Now, there are eight, according Magda Martinez-Baca, director of TRIO Student Services at CNM.

Like other TRIO programs across the country, Martinez-Baca’s department is an open door to academic coaching, career counseling. tutoring, time management and finance workshops.

“We work with (students) on their goals to help them graduate and transition to college,” said Martinez-Baca.

There are 180 TRIO students at CNM’s main campus and 150 at the Montoya campus.

On Albuquerque’s main campus, Martinez-Baca watched Tsosie advance in his goals.

“He’s great,” she said. “He (has done) a fine job.”

Tsosie said, “When I enrolled in school everybody was so helpful. They introduced me to the Disability Resource Center, the TRIO Center, the Tutoring Center and the Veterans’ Resource Center.

“I started getting involved with them and it made (going to school a lot easier),” he said.

He also made life-long friends.

One of them is Gerald Padilla, also a veteran attending CNM, who volunteered to help Tsosie get to classes.

“He didn’t like to be late,” Padilla said. “He would text me and say, ‘Hey, Gerald! I need to get to my next class!’”

Padilla said he was also impressed with Tsosie’s tenacity.

“He is really an achiever,” Padilla said. “He doesn’t let his blindness block him. He is going to do whatever it takes. He doesn’t quit. He thinks all of the time on how he (can accomplish his goals).”

Proud of his friend’s accomplishments, Padilla added, “And when he makes those incremental steps towards his goals, he puts that smile on his face and says ‘I did it!’”

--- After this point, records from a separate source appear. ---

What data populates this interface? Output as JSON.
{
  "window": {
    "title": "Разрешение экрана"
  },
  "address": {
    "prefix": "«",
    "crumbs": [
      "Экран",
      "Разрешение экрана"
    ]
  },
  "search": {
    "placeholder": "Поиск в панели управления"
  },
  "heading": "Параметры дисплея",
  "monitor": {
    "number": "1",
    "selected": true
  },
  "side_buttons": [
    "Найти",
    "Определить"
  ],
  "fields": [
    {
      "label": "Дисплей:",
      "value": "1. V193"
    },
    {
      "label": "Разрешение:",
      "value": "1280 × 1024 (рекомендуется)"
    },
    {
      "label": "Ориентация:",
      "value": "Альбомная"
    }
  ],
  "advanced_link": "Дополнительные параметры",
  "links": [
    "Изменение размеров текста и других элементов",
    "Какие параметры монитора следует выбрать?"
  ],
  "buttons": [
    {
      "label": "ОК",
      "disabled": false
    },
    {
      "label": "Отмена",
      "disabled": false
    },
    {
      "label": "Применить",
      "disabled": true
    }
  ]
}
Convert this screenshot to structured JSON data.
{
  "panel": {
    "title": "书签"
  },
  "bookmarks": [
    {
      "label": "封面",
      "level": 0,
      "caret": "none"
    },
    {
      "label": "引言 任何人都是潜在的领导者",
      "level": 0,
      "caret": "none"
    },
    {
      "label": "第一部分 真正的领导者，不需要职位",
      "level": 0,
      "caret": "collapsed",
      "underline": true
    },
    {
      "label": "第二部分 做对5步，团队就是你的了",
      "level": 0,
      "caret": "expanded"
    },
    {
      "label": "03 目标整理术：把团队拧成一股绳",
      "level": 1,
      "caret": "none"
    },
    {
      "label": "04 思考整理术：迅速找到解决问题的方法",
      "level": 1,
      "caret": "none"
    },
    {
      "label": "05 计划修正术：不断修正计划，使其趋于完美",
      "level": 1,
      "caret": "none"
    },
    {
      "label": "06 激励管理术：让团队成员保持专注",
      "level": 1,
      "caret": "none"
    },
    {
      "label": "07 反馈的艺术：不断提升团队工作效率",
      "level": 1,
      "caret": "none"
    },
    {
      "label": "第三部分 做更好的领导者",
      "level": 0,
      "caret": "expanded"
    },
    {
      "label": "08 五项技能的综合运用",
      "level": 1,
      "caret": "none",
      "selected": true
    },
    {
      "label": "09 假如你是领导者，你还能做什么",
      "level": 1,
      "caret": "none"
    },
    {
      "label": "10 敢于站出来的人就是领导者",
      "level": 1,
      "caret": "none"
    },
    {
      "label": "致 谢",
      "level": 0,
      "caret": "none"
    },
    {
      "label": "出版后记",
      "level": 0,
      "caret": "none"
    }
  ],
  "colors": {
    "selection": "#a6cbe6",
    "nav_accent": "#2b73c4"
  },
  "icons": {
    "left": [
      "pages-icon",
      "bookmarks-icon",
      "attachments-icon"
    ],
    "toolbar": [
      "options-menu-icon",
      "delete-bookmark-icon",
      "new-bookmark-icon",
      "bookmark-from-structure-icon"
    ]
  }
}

Tsosie likens his challenge to succeed to a weaving.

“There may be a lot of things wrong with your rug,” but, he said, surrounded by the right people, like his mom, Annie Tsosie, in memory of his dad, the late Mark Tsosie, his wife Marietta Tsosie, and his in-laws, Jimmy and Helen Herrera from Counselor, Arizona, and supportive programs like TRIO and the Native American Church, he is on a new path.

“(They) teach you how to weave correctly and help you start re-weaving your life,” he said.

On Friday, April 29, Tsosie’s hard work paid off. He graduated with associates in psychology and human services.

President Jonathan Nez, who gave the graduation speech, was there to congratulate Tsosie, Rachel Yazzie from Teec Nos Pos, Arizona, and the other graduating TRIO students.

Yazzie attributes her success of graduating with associates in psychology and liberal arts to TRIO Support Services and two CNM core values – stay connected and be courageous.

She said that being part of the TRIO program allowed her to stay in touch with her professors, tutors and achievement coach and she, like Tsosie and other students, was fortified by the encouragement and validation she received from CNM.

Continuing with his goals, Tsosie has set new sights on a bachelor’s degree, then a master’s in psychology.

“The reason why I chose psychology is to be able to learn from the Western world and intertwine it with Diné traditions,” he explained.

He said blending the two will especially help veterans.

“There are a lot of them out there who are still suffering,” he said. “They are being neglected. They need help.”

Tsosie plans to attend the University of New Mexico this fall.

Tsosie had words of advice for students securing educational opportunities like he did.

“I tell the students, ‘I’m blind, I go through a lot of anxiety coming to school,’” he said.

But he added he perseveres because of the opportunities ahead.

“We are walking investments,” he said. “If we don’t graduate or be successful, it all goes to waste. You got to apply yourself.”

TRiO students also participated in CNM’s main graduation ceremony on May 7.